More troubling than the illegal ways a company can get around the H-1B program’s restrictions using the B-1 visa program are the legal ways companies can use the B-1 visa program to defy the intent of Congress. For example, the State Department’s Foreign Affairs Manual (FAM) currently authorizes the granting of B-1 visas to foreign workers who should otherwise be seeking H-1B visas in cases where the worker is employed by a foreign company and is coming to the U.S. to work at a U.S. client of that foreign company. Specifically, the FAM states that to qualify for such B-1 in lieu of H-1B visas, “the employee must customarily be employed by the foreign firm, the employing entity must pay the employee’s salary, and the source of the employee’s salary must be abroad.” Under this low threshold, a company could import workers via the B-1 business visitor visa and evade the H-1B visa cap and prevailing wage requirements that would otherwise apply to such workers so long as the workers could show that their paychecks were still coming from the foreign company. I believe a thorough review of the “B-1 in lieu of H-1B” provision in the Foreign Affairs Manual is warranted by both of your Departments, especially at a time when American workers are vying against foreign workers for employment in this country.
In light of the allegations against Infosys, and the potential for other employers to abuse the B-1 visa to get around the H-1B visa program, I would appreciate your cooperation to get to the bottom of the situation. I would also like information about how the B-1 visa is being used by employers and processed by consular officers, including the following:
Statistics with regard to the numerical distribution of B-1 visas, including which employers are using them, how many B-1 visas are petitioned for and approved each year, and the lengths of time a visa holder remains in the United States on a B-1 visa.
The number of “B-1 in lieu of H-1B” visas issued each year for the past five years, including the posts where such visas were issued, the U.S. companies hosting such workers, and the foreign companies paying the worker’s salary.
How does the Department of State verify an employer’s claim that a B-1 visa holder will attend a meeting, convention, or other business appointment in the United States?
What actions, if any, are being taken against employers who abuse the B-1 visa program?
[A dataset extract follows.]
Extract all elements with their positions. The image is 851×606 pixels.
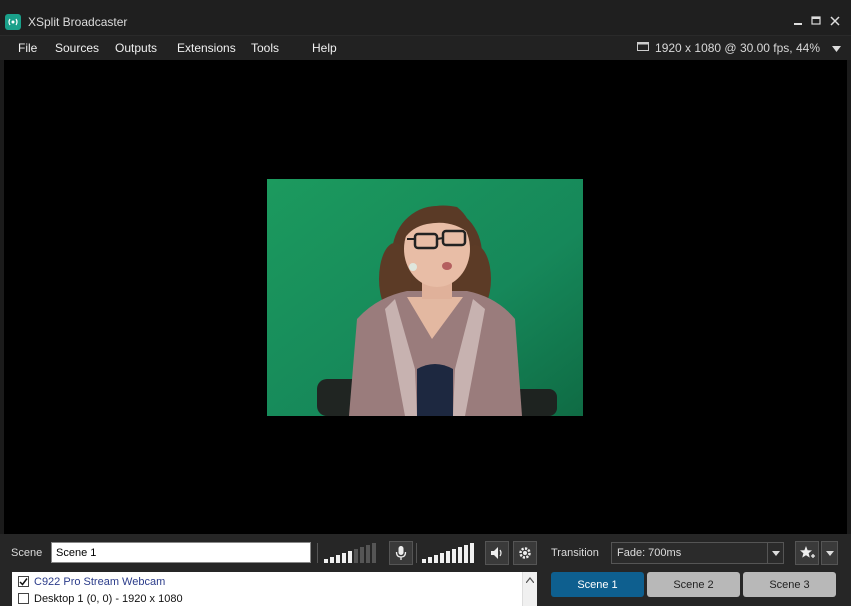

Will the Departments consider barring such employers from any visa program if found guilty of misusing the visa system? Will the Departments cease to approve visas for Infosys until the lawsuit in Alabama is settled? If not, what additional oversight and/or actions will be taken until the Infosys lawsuit is finalized?
What is the legal basis for the State Department’s policy known as “B-1 in lieu of H-1B”? The Immigration and Naturalization Service, in 1993, proposed a regulation to eliminate the “B-1 in lieu of H” category citing inconsistency with Congressional intent. Will the Department consider changes to the Foreign Affairs Manual so that this means of entry is not abused? Will the Department consider eliminating this provision altogether? How does the Department of Homeland Security feel about this State Department policy today?
My hope is that your Departments will cooperate to make sure that the B-1 visa program is not being abused by employers who wish to get around the annual caps and prevailing wage requirements imposed by the H-1B visa program. I look forward to your review of the issues I have raised, and would appreciate a response to my questions no later than April 28, 2011.